A lot has changed in the dental industry since the days of George Washington’s dentures (which actually were made of ivory, not wood). Innovations and advancements have regularly taken place over the centuries, from the invention of the dental drill in the late 1700s to the creation of the modern nylon toothbrush in 1938.

Dr. Nate LawsonDr. Nate LawsonUAB School of Dentistry Associate Professor Nate Lawson, D.M.D., M.A., Ph.D., takes a look at what the current century has brought the dental world so far, and what changes might be looming on the horizon.

Q: What is one of the biggest advancements in dental materials in recent years?

Lawson: The new types of ceramics used to make dental crowns and bridges have become very popular. These ceramics are as strong or stronger than natural enamel. Dental zirconia, which started to be used in the early 2000s, is now a very common material for making dental crowns.  Zirconia is so strong that you can hit it with a hammer and it will not break.

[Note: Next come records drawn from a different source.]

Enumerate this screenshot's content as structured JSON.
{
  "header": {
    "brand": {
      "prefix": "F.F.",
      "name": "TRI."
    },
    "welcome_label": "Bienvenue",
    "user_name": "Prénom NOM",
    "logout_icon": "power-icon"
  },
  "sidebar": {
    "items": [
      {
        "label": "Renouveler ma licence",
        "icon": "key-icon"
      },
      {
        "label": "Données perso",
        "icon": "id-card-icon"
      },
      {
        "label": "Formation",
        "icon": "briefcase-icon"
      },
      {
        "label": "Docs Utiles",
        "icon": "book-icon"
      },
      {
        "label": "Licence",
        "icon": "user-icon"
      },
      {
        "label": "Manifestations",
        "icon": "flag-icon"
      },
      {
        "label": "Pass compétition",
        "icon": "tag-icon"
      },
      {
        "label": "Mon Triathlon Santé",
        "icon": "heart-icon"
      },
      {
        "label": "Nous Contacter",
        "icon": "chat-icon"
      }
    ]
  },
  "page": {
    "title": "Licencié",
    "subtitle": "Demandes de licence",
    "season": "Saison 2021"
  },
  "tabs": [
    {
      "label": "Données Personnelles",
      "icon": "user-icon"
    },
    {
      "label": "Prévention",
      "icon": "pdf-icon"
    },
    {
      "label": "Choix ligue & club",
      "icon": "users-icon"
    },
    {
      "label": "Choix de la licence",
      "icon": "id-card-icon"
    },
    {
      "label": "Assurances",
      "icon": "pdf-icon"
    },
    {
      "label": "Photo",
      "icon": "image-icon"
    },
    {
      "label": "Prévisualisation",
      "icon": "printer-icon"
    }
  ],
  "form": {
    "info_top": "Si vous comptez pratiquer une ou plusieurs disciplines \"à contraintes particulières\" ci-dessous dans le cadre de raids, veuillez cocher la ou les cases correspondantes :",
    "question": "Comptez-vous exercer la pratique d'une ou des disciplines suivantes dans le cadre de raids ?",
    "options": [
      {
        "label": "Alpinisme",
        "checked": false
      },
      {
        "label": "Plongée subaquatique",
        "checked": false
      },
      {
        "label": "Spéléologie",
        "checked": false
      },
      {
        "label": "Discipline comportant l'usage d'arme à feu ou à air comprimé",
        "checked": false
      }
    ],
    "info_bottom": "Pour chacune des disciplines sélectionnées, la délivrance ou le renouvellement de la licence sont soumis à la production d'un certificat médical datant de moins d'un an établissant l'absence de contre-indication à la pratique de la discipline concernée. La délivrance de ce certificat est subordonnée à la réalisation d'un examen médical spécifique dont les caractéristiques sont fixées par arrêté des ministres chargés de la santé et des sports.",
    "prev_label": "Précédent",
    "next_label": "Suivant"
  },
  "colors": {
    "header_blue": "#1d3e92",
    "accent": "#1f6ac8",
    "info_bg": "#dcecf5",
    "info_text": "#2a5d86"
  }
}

Also, patients have become increasingly aware of aesthetics. Many of them are hesitant these days to have anything metal in their mouth. That drove the initial demand for ceramic restorations, but originally the ceramics were not as strong as metal-based ones. These zirconia ones are as strong as metal, and they are tooth-colored. Plus, they don’t have the fabrication costs that metal does, so they’re not as expensive.

Q: Are there any drawbacks?

Lawson: Tooth-colored composite fillings don’t have the lifespan of the old metal-based amalgam fillings. The process of bonding them into the tooth is very difficult. So for patients who are prone to get caries, they tend to get new ones around the tooth-colored fillings. One common misconception from patients is that once a tooth is fixed with a filling or crown, that it will not be able to get new caries, when in fact it may be more likely to get new caries if the patient does not change hygiene and diet habits.  

That’s where some of these more bioactive materials have come into the market. It’s a new type of material that releases the ions present in a natural tooth to help fight against the formation of caries around fillings and crowns. The filling material itself is not just a passive material. It can help strengthen the surrounding tooth and prevent it from getting a cavity.

Q: There still will be occasional cavities. Is there anything new in that regard?

Lawson: There is a treatment called resin infiltration. This is a technique in which very small cavities are treated without drilling. Instead, a clear resin is injected into the lesion, and it hardens. It can fix that very early-stage cavity without drilling and placing a filling. This works only for very small cavities, but in those cases, it can be beneficial to the patients.

Q: Are any of the new materials being tested at UAB?

Lawson: Yes. In fact, UAB is one of the few dental schools in the country with an active dental-materials testing facility. New materials are evaluated in our dental lab to look at their various properties. We have a two-year Master’s program in which dentists can learn the tests for evaluating dental materials. These students evaluate new materials and measure their relevant properties. All the materials tested in the program are developed by industry and typically already have FDA approval.

When new materials show good results, these products can often become incorporated into treatments performed by faculty, residents and students in the UAB School of Dentistry. For example, research conducted at UAB was some of the first to prove that zirconia, aside from being strong, is very friendly to the surrounding dentition.

Q: What is one of the more interesting things under development?

Lawson: There are some researchers who are trying to incorporate new components into toothpaste or mouth rinse that have small molecules that can stick to your teeth and prevent the attachment of bacteria. You can also put those kinds of molecules into filling materials, so bacteria won’t grow on your existing fillings. There is some research being done at UAB to help develop those small molecules.

Q: What trend are you most excited about in terms of future potential?

Lawson: Digital has really come on board. It used to be that if you had a crown or nightguard made, they would take an impression of your mouth essentially using a goo. But now there is digital scanning, where they put a scanner in your mouth and get a 3D model of your teeth. That has become much more common.

There are so many different things we can do with that. We can make crowns, bridges, nightguards and even dentures. And there might be some different applications. Maybe take a 3D image every five years to tell if teeth are wearing down or if the gums are receding. We’re still figuring out how we’re going to use digital dentistry in more ways. That’s a big thing coming on the horizon.